Gurps 3e didn't need minis, it never even occurred to us to use them, and the combat wasn't particularly complex either.  I can't speak to 4e.

I do think the D&D4e system would clash with rp for me, but that doesn't mean those who do play it don't rp, after all, they're not me.

estar

Quote from: Kyle Aaron;281120I don't know about D&D4e, but in GURPS 4e it's all so complicated that almost none of the players know all the rules, so they end up just describing what their character does, the GM tells them to roll and then describes the results. Excessively complex rules enhance roleplaying, how's that for a paradox? :)

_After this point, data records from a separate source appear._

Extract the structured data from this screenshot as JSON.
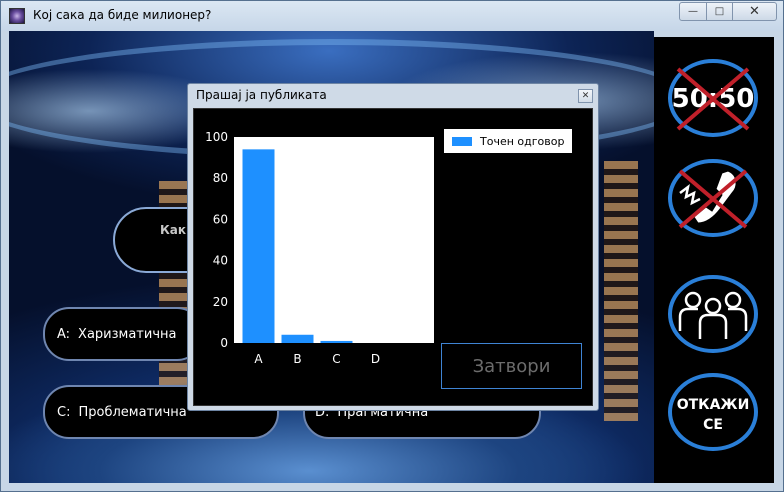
{
  "window": {
    "title": "Кој сака да биде милионер?",
    "min_glyph": "—",
    "max_glyph": "□",
    "close_glyph": "✕"
  },
  "question": {
    "text": "Каква"
  },
  "answers": [
    {
      "letter": "A:",
      "text": "Харизматична"
    },
    {
      "letter": "C:",
      "text": "Проблематична"
    },
    {
      "letter": "D:",
      "text": "Прагматична"
    }
  ],
  "lifelines": {
    "fifty_fifty": "50:50",
    "phone": "phone-a-friend-icon",
    "audience": "ask-audience-icon",
    "quit": [
      "ОТКАЖИ",
      "СЕ"
    ],
    "accent": "#2a7fd8",
    "used_mark": "#c0202a"
  },
  "dialog": {
    "title": "Прашај ја публиката",
    "close_glyph": "✕",
    "close_button": "Затвори"
  },
  "chart_data": {
    "type": "bar",
    "categories": [
      "A",
      "B",
      "C",
      "D"
    ],
    "series": [
      {
        "name": "Точен одговор",
        "values": [
          94,
          4,
          1,
          0
        ],
        "color": "#1e90ff"
      }
    ],
    "ylim": [
      0,
      100
    ],
    "yticks": [
      0,
      20,
      40,
      60,
      80,
      100
    ],
    "legend": "top-right"
  }
}
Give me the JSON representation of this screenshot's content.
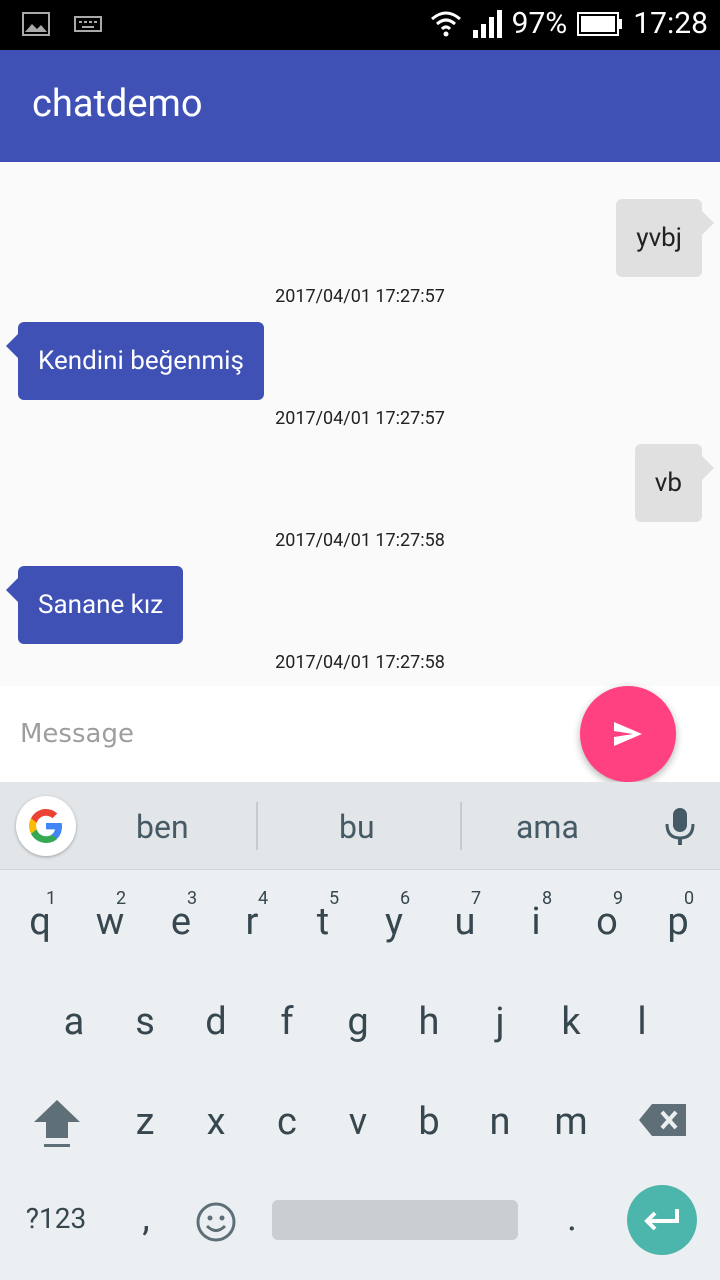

In GURPS 4e Basic Combat still function like it had in prior edition. You don't need minis and it lends itself to ad hoc referee rulings. The Advance Combat is a full on tactical system using the hex grid and miniatures.

estar

Quote from: RPGPundit;281175Then you get the rain-man mega-nerds who've meticulously studied every last paragraph of the 2500 pages of GURPS rules (and for GURPS, read "shadowrun" or "D&D" or "Champions" or whatever), know every loophole, know how to twist and warp the spirit of the rules by sticking to the letter of the rules so that their characters suddenly have superpowers in a non-supers campaign, and end up shitting all over both the emulation of genre, immersion, and everyone elses fun all to get to be Mr. Wins-the-battle.
RPGPundit

With GURPS at least the problem isn't that any one part is particularly complex (well maybe 3rd edition vehicles is, than goodness I ran a fantasy game) but rather there is a lot of it. So I make cheat sheets for each of my players. They run about two pages and just breaks it down for their characters. I suspect this approach would work with most RPGs with complex combat rules.

In the 1990s making these were a pain due to all the typing. But today PDFs makes creating these sheets a snap. One of the reason I enjoyed GMing 4th edition that is that everything I needed was right there in the stat block. Which is not the case for 3.0/3.5.